Short Sale vs. Foreclosure

Difference Between Short Sale and Foreclosure For a lender or a home owner, short sale and foreclosure are…

Difference Between Short Sale and Foreclosure

For a lender or a home owner, short sale and foreclosure are the most fear-stricken words. But when a home owner ducks on payments of EMI to the bank from where he took a home loan, both of these gain importance. When you take a loan from the bank, they ask for collateral. Banks normally don’t sell the property that you have given as collateral, but rather they aim at retrieving the money they have lent. In these cases banks can use short sale and foreclosure as weapons to protect their capital that they gave as loan and the increased interest. Although sometimes in helpless cases, they are compelled on selling.

Short sale

If once you have taken a loan from a bank and are unable to pay it back due to fierce circumstances, then with the help of short sales you can sell your property. This way one can avoid foreclosure. The amount to which the home owner sells his property is lower than unsettled loan amount. When he pays this amount to the lender, the lender agrees to leave out the due loan amount and accepts it as final payment. But this is confirmed first by the bank, only if it agrees to forget about the remaining amount. As the amount paid is less than the remaining loan amount, it is called a short sale. For instance if the difference in the loan amount and the short sale proceeds is only $25000, the bank agrees to accept this amount and the homeowner sells his house. The reasons to why a bank accepts short sale are if they feel that the property cannot manage more than that amount, or people are moving to new homes or if value of the proper has lessened.

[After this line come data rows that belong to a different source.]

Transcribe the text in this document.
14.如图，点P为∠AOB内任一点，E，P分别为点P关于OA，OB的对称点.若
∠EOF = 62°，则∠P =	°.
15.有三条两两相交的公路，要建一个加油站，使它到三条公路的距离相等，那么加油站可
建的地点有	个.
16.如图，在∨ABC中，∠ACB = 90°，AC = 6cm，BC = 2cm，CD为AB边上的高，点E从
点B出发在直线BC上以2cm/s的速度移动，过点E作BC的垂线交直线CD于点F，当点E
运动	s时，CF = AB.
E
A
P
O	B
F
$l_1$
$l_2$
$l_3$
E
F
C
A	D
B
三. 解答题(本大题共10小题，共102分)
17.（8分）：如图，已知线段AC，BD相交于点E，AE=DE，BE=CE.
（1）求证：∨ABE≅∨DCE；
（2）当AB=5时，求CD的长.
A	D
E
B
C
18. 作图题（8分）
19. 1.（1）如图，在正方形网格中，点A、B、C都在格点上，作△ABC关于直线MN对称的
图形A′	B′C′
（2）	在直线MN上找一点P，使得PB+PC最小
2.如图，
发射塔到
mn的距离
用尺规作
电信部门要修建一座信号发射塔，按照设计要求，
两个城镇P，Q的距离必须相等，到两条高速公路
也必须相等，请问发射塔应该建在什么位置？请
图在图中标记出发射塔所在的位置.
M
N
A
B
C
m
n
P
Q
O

Here is the reason why every single homeowner frets the word “foreclosure”. A foreclosure comes into being when the bank suspects that the homeowner cannot manage to pay back the loan amount. In this the bank can sell the house in order to retrieve the outstanding amount. However, if the amount to which the house is sold is greater than unpaid amount, then the homeowner gets the extra money.  The homeowner then suffers a series of shocks as he loses his home and also 200 to 300 points in his credit score. The consequence of this is that now he cannot look forward to applying for another loan in future.  The homeowner is left with no other choice than settling and negotiating with the bank.

The only similarity between the two is that they aim to lessen the burden on the homeowner when he is unable to pay back the dues. But majorly the two of these are very different.

Amongst the two, the one that would bring slight happiness to a distraught homeowner would definitely be short sale. But then again there is a strenuous task of searching for a buyer who takes time in deciding and agreeing for the short amount and keeps the homeowner in a hazy situation. The benefit that the homeowner gets in a foreclosure is that the responsibility of selling the house is taken by the bank which provides him with a period of 4 to 12 months of stay in the house. So in the meanwhile, as the homeowner is not asked to pay anything, he can start saving money for transfer at the time of vacating his house.

One common thing that takes place between the two is the decrease in the credit score of the homeowner. In short sale homeowner is kept from buying a property for 2 years whereas in forclosure the time period raises from 5 to 6 years.